Therapeutic HDAC inhibition in hypermutant diffuse intrinsic pontine glioma.

Constitutional mismatch repair deficiency (CMMRD) is a cancer predisposition syndrome associated with the development of hypermutant pediatric high-grade glioma, and confers a poor prognosis. While therapeutic histone deacetylase (HDAC) inhibition of diffuse intrinsic pontine glioma (DIPG) has been reported; here, we use a clinically relevant biopsy-derived hypermutant DIPG model (PBT-24FH) and a CRISPR-Cas9 induced genetic model to evaluate the efficacy of HDAC inhibition against hypermutant DIPG. We screened PBT-24FH cells for sensitivity to a panel of HDAC inhibitors (HDACis) in vitro, identifying two HDACis associated with low nanomolar IC50s, quisinostat (27 nM) and romidepsin (2 nM). In vivo, quisinostat proved more efficacious, inducing near-complete tumor regression in a PBT-24FH flank model. RNA sequencing revealed significant quisinostat-driven changes in gene expression, including upregulation of neural and pro-inflammatory genes. To validate the observed potency of quisinostat in vivo against additional hypermutant DIPG models, we tested quisinostat in genetically-induced mismatch repair (MMR)-deficient DIPG flank tumors, demonstrating that loss of MMR function increases sensitivity to quisinostat in vivo. Here, we establish the preclinical efficacy of quisinostat against hypermutant DIPG, supporting further investigation of epigenetic targeting of hypermutant pediatric cancers with the potential for clinical translation. These findings support further investigation of HDAC inhibitors against pontine high-grade gliomas, beyond only those with histone mutations, as well as against other hypermutant central nervous system tumors.

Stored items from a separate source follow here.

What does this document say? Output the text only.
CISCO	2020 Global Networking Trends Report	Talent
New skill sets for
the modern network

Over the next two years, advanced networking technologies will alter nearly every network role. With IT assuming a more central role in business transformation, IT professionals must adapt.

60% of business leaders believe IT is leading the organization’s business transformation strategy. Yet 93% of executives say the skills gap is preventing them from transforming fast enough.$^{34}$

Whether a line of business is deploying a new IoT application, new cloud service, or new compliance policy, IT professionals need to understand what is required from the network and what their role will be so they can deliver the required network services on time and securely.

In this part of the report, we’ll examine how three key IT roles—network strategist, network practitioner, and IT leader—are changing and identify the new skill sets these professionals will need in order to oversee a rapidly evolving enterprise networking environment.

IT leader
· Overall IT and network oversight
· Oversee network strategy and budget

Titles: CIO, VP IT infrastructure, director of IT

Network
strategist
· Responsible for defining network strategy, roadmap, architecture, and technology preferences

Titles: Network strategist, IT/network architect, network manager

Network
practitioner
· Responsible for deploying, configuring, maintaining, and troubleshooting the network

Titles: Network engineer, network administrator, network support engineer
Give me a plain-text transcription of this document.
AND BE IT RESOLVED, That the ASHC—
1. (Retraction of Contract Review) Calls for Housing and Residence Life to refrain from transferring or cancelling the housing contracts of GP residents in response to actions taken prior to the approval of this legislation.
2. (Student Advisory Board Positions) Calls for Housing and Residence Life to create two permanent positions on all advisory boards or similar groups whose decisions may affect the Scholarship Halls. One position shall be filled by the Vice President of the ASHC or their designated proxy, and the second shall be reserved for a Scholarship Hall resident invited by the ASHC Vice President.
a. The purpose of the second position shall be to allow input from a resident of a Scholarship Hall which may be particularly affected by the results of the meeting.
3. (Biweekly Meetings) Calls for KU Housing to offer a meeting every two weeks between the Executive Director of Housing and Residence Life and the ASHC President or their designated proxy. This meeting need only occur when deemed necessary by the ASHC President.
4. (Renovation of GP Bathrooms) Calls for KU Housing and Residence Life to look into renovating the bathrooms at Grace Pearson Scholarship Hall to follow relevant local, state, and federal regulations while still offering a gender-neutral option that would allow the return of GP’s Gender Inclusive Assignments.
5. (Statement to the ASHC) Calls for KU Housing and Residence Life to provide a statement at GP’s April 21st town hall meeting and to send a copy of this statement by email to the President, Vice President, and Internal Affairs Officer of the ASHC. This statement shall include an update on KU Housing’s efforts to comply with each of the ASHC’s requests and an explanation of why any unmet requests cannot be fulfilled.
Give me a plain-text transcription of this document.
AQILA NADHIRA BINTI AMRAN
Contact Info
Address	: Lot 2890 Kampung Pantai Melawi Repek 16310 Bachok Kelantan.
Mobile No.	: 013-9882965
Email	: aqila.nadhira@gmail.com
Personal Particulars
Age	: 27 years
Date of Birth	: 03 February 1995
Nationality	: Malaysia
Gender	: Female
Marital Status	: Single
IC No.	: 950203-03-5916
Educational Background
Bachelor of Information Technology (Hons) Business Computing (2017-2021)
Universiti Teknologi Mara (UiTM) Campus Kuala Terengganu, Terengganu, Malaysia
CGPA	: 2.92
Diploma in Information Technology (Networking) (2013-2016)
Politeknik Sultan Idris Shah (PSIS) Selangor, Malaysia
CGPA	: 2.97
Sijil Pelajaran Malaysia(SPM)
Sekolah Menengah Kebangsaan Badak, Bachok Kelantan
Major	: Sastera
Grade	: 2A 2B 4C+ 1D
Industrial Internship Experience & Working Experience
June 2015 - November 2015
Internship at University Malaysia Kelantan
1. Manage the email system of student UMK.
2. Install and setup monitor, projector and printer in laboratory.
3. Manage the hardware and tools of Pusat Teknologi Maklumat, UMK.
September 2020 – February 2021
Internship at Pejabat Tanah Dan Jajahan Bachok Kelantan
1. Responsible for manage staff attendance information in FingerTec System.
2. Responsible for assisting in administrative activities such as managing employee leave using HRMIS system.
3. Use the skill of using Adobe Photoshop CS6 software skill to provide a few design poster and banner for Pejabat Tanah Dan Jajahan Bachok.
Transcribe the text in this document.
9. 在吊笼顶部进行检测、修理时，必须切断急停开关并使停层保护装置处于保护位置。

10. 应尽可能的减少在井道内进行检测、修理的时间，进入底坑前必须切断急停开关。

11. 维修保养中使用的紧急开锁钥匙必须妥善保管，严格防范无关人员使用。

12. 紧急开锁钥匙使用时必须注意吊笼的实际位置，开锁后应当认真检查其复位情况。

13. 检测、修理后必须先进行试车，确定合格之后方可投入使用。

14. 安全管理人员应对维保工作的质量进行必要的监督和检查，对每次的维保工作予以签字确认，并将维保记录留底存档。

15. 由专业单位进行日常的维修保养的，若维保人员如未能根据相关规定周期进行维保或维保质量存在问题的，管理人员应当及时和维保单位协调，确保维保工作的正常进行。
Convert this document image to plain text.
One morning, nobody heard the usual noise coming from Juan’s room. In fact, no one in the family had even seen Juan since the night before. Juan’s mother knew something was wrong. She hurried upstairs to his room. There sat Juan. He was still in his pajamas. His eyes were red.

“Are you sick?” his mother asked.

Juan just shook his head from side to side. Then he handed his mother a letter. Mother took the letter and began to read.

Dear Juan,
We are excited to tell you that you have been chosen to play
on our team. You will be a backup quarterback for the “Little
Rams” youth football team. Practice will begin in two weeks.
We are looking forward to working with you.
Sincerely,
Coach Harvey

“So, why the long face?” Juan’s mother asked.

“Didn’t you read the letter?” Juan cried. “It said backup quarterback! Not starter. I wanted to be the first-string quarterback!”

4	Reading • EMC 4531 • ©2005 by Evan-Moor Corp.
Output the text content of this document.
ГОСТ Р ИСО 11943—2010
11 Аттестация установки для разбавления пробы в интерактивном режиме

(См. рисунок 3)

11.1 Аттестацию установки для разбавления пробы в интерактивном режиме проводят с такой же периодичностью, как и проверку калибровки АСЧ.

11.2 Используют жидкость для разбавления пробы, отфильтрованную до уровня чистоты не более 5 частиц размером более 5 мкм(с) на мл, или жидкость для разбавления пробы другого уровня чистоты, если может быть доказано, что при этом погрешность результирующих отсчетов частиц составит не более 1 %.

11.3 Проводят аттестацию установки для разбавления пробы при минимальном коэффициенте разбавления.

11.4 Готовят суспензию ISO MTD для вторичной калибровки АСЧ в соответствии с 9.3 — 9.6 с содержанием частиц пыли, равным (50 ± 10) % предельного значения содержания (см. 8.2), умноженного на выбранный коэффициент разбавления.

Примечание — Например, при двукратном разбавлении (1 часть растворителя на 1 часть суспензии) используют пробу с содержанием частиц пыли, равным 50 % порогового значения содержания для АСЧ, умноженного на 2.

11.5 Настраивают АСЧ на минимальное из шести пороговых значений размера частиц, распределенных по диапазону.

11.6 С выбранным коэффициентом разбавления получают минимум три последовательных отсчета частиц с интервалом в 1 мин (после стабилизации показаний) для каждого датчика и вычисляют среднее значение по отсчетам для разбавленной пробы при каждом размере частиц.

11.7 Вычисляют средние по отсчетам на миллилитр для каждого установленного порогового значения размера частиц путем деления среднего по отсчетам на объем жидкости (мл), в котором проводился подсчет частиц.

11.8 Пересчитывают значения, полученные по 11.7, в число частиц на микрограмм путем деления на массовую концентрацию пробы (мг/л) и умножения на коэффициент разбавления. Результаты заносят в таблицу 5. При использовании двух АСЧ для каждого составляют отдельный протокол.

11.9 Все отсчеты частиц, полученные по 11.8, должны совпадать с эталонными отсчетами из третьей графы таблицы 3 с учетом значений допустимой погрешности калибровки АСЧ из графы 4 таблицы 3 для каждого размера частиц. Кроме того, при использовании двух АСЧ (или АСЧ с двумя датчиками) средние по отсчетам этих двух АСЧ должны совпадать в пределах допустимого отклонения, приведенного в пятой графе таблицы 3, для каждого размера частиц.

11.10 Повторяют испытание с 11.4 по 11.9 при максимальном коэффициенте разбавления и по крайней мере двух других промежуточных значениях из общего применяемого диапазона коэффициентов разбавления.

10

错配修复缺陷综合征（CMMRD）是一种癌症易感综合征，与儿童高级别胶质瘤的高突变发生相关，且预后不良。虽然已有关于弥漫性内生性脑桥胶质瘤（DIPG）的治疗性组蛋白去乙酰化酶（HDAC）抑制的报道，但在此我们使用一种具有临床相关性的活检来源的高突变DIPG模型（PBT - 24FH）以及一个CRISPR - Cas9诱导的基因模型来评估HDAC抑制对高突变DIPG的疗效。我们在体外对PBT - 24FH细胞进行了一组HDAC抑制剂（HDACis）敏感性筛选，确定了两种与低纳摩尔半数抑制浓度（IC50）相关的HDACis，即quisinostat（27 nM）和romidepsin（2 nM）。在体内，quisinostat被证明更有效，在PBT - 24FH侧翼肿瘤模型中诱导了近乎完全的肿瘤消退。RNA测序显示quisinostat驱动基因表达发生显著变化，包括神经和促炎基因的上调。为了验证所观察到的quisinostat在体内对其他高突变DIPG模型的效力，我们在基因诱导的错配修复（MMR）缺陷的DIPG侧翼肿瘤中测试了quisinostat，结果表明MMR功能缺失会增加体内对quisinostat的敏感性。在此，我们确立了quisinostat对高突变DIPG的临床前疗效，支持对具有临床转化潜力的儿童高突变癌症的表观遗传学靶向进行进一步研究。这些发现支持对HDAC抑制剂针对脑桥高级别胶质瘤（不仅仅是那些具有组蛋白突变的）以及其他高突变中枢神经系统肿瘤进行进一步研究。